How do we resolve this issue?
Well, what's wrong with the marker interface solution? Like RandomAccess as @tombentley mentions.
It's of course the responsibility of the implementers to actually make use of it, but it seems a perfectly reasonable solution.
And where does this end?
It ends with this one change, being able to describe lists with array-like performance for reads.
But anyway, this was just one proposed solution to the problem of List assuming array-like performance in its implementation. And it seems quite unpopular. So, if this idea is no good, how do we resolve this issue?
I really don't like the idea that when you satisfy an interface, you should have to inspect all inherited default implementations to see if they apply to your subtype. As we've seen, this is error prone, and really, borders on violating the substitution principle.
It's of course the responsibility of the implementers to actually make use of it
well, if added for the purpose of resolving this issue, that wouldn't be a problem since List would lose all of its default implementations that don't work well for linked lists.

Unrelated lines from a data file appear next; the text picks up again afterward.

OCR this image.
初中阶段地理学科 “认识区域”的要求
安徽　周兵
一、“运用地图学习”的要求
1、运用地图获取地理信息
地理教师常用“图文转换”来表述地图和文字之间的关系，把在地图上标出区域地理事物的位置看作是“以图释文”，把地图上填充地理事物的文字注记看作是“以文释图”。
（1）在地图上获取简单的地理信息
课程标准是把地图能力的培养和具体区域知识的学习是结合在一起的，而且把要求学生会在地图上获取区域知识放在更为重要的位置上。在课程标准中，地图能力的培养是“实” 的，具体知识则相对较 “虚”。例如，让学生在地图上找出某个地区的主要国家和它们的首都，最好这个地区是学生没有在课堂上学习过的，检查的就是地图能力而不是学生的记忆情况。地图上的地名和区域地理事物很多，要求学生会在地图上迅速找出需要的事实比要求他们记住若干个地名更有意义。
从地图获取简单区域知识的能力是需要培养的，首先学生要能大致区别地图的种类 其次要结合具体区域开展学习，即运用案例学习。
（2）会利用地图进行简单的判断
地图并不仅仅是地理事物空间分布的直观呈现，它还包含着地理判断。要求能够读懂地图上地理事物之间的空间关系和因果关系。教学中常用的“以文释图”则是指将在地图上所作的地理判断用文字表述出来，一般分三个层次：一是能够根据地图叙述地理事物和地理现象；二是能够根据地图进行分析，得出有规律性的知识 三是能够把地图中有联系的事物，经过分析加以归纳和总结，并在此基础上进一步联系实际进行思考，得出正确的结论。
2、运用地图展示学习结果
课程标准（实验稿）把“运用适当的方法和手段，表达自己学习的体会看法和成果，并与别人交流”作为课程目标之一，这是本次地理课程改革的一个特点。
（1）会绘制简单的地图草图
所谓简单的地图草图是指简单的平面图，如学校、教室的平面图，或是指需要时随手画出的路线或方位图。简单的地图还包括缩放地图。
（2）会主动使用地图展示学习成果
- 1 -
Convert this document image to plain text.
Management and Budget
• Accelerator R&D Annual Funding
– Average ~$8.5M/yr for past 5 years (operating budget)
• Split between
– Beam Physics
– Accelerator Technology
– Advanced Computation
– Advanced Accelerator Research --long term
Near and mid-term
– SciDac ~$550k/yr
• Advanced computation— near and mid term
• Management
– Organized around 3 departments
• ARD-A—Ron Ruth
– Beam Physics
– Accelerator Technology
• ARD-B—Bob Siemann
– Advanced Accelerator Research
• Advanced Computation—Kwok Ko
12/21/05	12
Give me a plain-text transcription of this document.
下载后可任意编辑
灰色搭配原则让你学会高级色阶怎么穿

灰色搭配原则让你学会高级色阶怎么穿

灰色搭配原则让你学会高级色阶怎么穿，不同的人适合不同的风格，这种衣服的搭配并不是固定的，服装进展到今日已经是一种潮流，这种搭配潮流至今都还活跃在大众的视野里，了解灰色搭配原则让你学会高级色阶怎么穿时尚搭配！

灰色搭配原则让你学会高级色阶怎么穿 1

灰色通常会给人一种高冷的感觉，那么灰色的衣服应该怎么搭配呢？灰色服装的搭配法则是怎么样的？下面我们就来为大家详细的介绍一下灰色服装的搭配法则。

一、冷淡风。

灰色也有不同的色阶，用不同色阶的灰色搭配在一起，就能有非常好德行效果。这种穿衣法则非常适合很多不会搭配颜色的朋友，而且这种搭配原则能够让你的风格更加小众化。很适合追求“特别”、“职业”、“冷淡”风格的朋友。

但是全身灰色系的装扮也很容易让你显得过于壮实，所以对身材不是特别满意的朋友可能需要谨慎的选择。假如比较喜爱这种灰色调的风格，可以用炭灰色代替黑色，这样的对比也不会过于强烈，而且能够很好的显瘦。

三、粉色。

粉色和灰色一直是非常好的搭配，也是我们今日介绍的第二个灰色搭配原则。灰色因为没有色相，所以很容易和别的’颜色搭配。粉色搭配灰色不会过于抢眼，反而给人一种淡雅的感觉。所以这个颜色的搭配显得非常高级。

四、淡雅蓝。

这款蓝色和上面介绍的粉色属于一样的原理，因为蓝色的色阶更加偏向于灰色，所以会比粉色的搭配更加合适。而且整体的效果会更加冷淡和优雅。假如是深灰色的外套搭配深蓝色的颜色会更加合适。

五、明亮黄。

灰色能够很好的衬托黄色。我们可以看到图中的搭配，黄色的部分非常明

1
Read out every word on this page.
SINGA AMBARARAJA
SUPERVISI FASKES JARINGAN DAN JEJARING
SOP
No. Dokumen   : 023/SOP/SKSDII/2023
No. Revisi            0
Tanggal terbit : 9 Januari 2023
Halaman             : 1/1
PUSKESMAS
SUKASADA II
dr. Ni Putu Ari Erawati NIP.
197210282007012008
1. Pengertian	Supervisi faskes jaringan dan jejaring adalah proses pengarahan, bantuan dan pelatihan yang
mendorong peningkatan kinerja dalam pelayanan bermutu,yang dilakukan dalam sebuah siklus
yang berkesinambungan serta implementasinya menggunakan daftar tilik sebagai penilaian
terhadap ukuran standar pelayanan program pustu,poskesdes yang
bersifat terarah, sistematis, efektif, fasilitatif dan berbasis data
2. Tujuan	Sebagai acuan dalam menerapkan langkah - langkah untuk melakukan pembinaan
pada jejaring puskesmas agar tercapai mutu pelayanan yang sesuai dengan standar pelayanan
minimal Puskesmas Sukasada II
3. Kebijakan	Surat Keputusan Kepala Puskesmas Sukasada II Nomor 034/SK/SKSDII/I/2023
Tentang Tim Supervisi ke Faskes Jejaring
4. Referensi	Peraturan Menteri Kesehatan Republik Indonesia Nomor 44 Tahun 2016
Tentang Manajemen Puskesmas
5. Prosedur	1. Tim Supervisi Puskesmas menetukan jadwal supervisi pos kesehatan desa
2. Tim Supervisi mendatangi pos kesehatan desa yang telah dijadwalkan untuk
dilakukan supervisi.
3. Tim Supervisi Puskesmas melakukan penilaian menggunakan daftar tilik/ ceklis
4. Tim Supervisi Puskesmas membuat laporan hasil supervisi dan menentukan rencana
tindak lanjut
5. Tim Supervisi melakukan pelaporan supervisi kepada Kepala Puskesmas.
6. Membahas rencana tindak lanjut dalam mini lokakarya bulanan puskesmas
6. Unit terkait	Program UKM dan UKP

since List would lose all of it's default implementations that don't work well for linked lists.
Unless the default implementations implement this behaviour of choosing between different implementations already, right?
A list is fundamentally defined by its non-commutativity and non-idempotence properties, by opposition with bag, set and ordered-set. The fact that it's backed with array or node should be transparent.
If I need random access for performance reason, I will use an array or a specific list implementation that exposes random access methods.
I was defending my proposal. But I get it.
- People want
LinkedListto satisfyList, and - It's seen as "perfectly ok" that if you have
void processData(List)that requires requires the list be random-access, api documentation stating that requirement will suffice.
Like I said, this was just one proposal to fix the primary issue, which is that LinkedList has performance bugs, and that List has default members that make incorrect assumptions about subtypes. (Please note the distinction from Iterable's default members, which are unoptimized for some subclasses, but not actually wrong.)
We can certainly fix LinkedList by just overriding more of Lists default members (perhaps copy and past from Iterable). But I think it would be nice to do better for the reason I stated above.
perhaps copy and past from Iterable
Shouldn't it be possible to just call super when RandomAccess is not implemented?
Would that not be the same as moving the array-optimized default members to RandomAccess, and leaving behind =>super stubs in List (for binary compatibility)?
But either way, we'd be de-optimizing existing array based Lists, which I'm not sure is ok (ceylon.collection::ArrayList/1.3.0 would be slower).
But either way, we'd be de-optimizing existing array based Lists
I don't understand, how we'd be doing that?